Telecommunications has been the lifeblood for efficient businesses for the past several decades, with land line telephones being the primary tool used to connect customers, colleagues and partners. Recently, however, companies have begun adopting innovative technologies and embracing the consumerization of IT, leading decision-makers to change their perspective on what makes the corporate world go round.
The emergence of next-generation mobile devices and VoIP services is making organizations rethink their strategies when it comes to communication. This was highlighted in a recent study by Atlantic-ACM, which found approximately 74 percent of respondents believe the death of the office land line, will be the most disruptive occurrence to hit the telecom landscape in some time. While this event will likely be triggered by many trends, the adoption of mobile gadgets by business users will be among the most influential.
A separate report by IDC demonstrated that this is already happening, as 77 percent of enterprises are already supplying employees with corporate-liable smartphones.
"Many IT organizations are currently working through their mobile device strategy and policy issues," said Meredith Whalen, senior vice president at IDC.
Death of land line beyond consumerization
Besides the ongoing adoption of bring your own device and other mobile strategies, companies are beginning to embrace IP telephony solutions so they can have more flexible collaboration tools. The Atlantic-ACM study revealed that 72 percent of respondents believe the advent of VoIP services, specifically those over long-term evolution (LTE) networks, will be the most disruptive force to hit the telecom aspect of the private sector.
Another 70 percent of respondents said the death of the plain old telephone service (POTS) will also have a major impact on how organizations communicate in the future.

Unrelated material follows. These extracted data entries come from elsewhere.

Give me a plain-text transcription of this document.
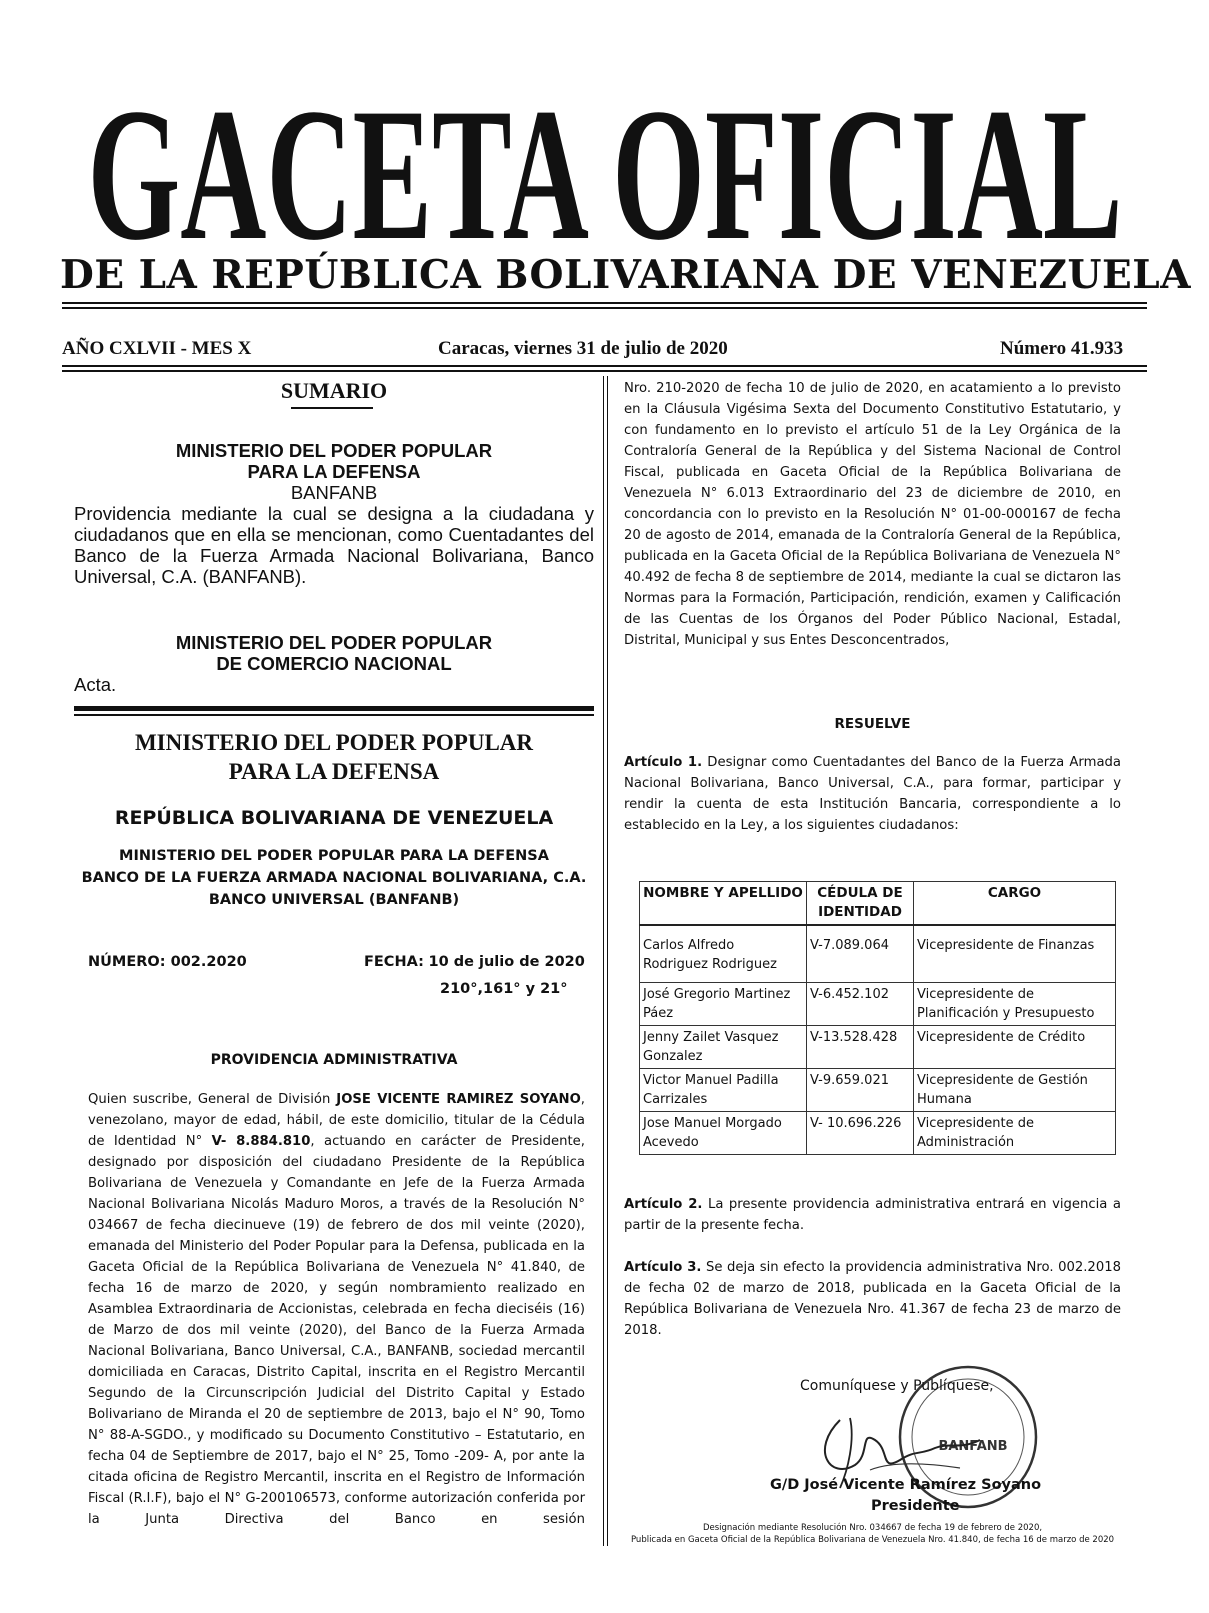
GACETA OFICIAL
DE LA REPÚBLICA BOLIVARIANA DE VENEZUELA
AÑO CXLVII - MES X	Caracas, viernes 31 de julio de 2020	Número 41.933
SUMARIO
MINISTERIO DEL PODER POPULAR
PARA LA DEFENSA
BANFANB
Providencia mediante la cual se designa a la ciudadana y ciudadanos que en ella se mencionan, como Cuentadantes del Banco de la Fuerza Armada Nacional Bolivariana, Banco Universal, C.A. (BANFANB).
MINISTERIO DEL PODER POPULAR
DE COMERCIO NACIONAL
Acta.
MINISTERIO DEL PODER POPULAR
PARA LA DEFENSA
REPÚBLICA BOLIVARIANA DE VENEZUELA
MINISTERIO DEL PODER POPULAR PARA LA DEFENSA
BANCO DE LA FUERZA ARMADA NACIONAL BOLIVARIANA, C.A.
BANCO UNIVERSAL (BANFANB)
NÚMERO: 002.2020	FECHA: 10 de julio de 2020
210°,161° y 21°
PROVIDENCIA ADMINISTRATIVA
Quien suscribe, General de División JOSE VICENTE RAMIREZ SOYANO, venezolano, mayor de edad, hábil, de este domicilio, titular de la Cédula de Identidad N° V- 8.884.810, actuando en carácter de Presidente, designado por disposición del ciudadano Presidente de la República Bolivariana de Venezuela y Comandante en Jefe de la Fuerza Armada Nacional Bolivariana Nicolás Maduro Moros, a través de la Resolución N° 034667 de fecha diecinueve (19) de febrero de dos mil veinte (2020), emanada del Ministerio del Poder Popular para la Defensa, publicada en la Gaceta Oficial de la República Bolivariana de Venezuela N° 41.840, de fecha 16 de marzo de 2020, y según nombramiento realizado en Asamblea Extraordinaria de Accionistas, celebrada en fecha dieciséis (16) de Marzo de dos mil veinte (2020), del Banco de la Fuerza Armada Nacional Bolivariana, Banco Universal, C.A., BANFANB, sociedad mercantil domiciliada en Caracas, Distrito Capital, inscrita en el Registro Mercantil Segundo de la Circunscripción Judicial del Distrito Capital y Estado Bolivariano de Miranda el 20 de septiembre de 2013, bajo el N° 90, Tomo N° 88-A-SGDO., y modificado su Documento Constitutivo – Estatutario, en fecha 04 de Septiembre de 2017, bajo el N° 25, Tomo -209- A, por ante la citada oficina de Registro Mercantil, inscrita en el Registro de Información Fiscal (R.I.F), bajo el N° G-200106573, conforme autorización conferida por la Junta Directiva del Banco en sesión
Nro. 210-2020 de fecha 10 de julio de 2020, en acatamiento a lo previsto en la Cláusula Vigésima Sexta del Documento Constitutivo Estatutario, y con fundamento en lo previsto el artículo 51 de la Ley Orgánica de la Contraloría General de la República y del Sistema Nacional de Control Fiscal, publicada en Gaceta Oficial de la República Bolivariana de Venezuela N° 6.013 Extraordinario del 23 de diciembre de 2010, en concordancia con lo previsto en la Resolución N° 01-00-000167 de fecha 20 de agosto de 2014, emanada de la Contraloría General de la República, publicada en la Gaceta Oficial de la República Bolivariana de Venezuela N° 40.492 de fecha 8 de septiembre de 2014, mediante la cual se dictaron las Normas para la Formación, Participación, rendición, examen y Calificación de las Cuentas de los Órganos del Poder Público Nacional, Estadal, Distrital, Municipal y sus Entes Desconcentrados,
RESUELVE
Artículo 1. Designar como Cuentadantes del Banco de la Fuerza Armada Nacional Bolivariana, Banco Universal, C.A., para formar, participar y rendir la cuenta de esta Institución Bancaria, correspondiente a lo establecido en la Ley, a los siguientes ciudadanos:
NOMBRE Y APELLIDO	CÉDULA DE IDENTIDAD	CARGO
Carlos Alfredo Rodriguez Rodriguez	V-7.089.064	Vicepresidente de Finanzas
José Gregorio Martinez Páez	V-6.452.102	Vicepresidente de Planificación y Presupuesto
Jenny Zailet Vasquez Gonzalez	V-13.528.428	Vicepresidente de Crédito
Victor Manuel Padilla Carrizales	V-9.659.021	Vicepresidente de Gestión Humana
Jose Manuel Morgado Acevedo	V- 10.696.226	Vicepresidente de Administración
Artículo 2. La presente providencia administrativa entrará en vigencia a partir de la presente fecha.
Artículo 3. Se deja sin efecto la providencia administrativa Nro. 002.2018 de fecha 02 de marzo de 2018, publicada en la Gaceta Oficial de la República Bolivariana de Venezuela Nro. 41.367 de fecha 23 de marzo de 2018.
BANFANB
Comuníquese y Publíquese,
G/D José Vicente Ramírez Soyano
Presidente
Designación mediante Resolución Nro. 034667 de fecha 19 de febrero de 2020,
Publicada en Gaceta Oficial de la República Bolivariana de Venezuela Nro. 41.840, de fecha 16 de marzo de 2020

According to a study by Infonetics Research, some companies have held on to their legacy phone systems because they still allow employees to work on a basic level. However, this will not likely be the case in the coming years, as traditional solutions become even more antiquated.
"While certain resellers will claim there is still money to be made in plain old telephone service, the overall market continues to decline," said Judy Reed Smith, CEO of Atlantic-ACM. "End-user migration to wireless, VoIP and everything in between will drive shrinking demand for traditional wholesale voice services, leaving those providers unwilling to deviate from 'business-as-usual' in the dust."
In the coming years, the consumerization of IT will continue to penetrate the private sector, forcing more businesses to adopt mobile initiatives if they want to remain competitive. Meanwhile, IP telephony services will continue to evolve and gain momentum, largely because of their flexibility and cost-saving capabilities.
Although organizations may still be able to operate on their legacy communication platform, this might not be the case in the near future. As a result, decision-makers need to plan their adaptation if they want to survive, as grasping for straws in today's business world is a sure way to experience problems.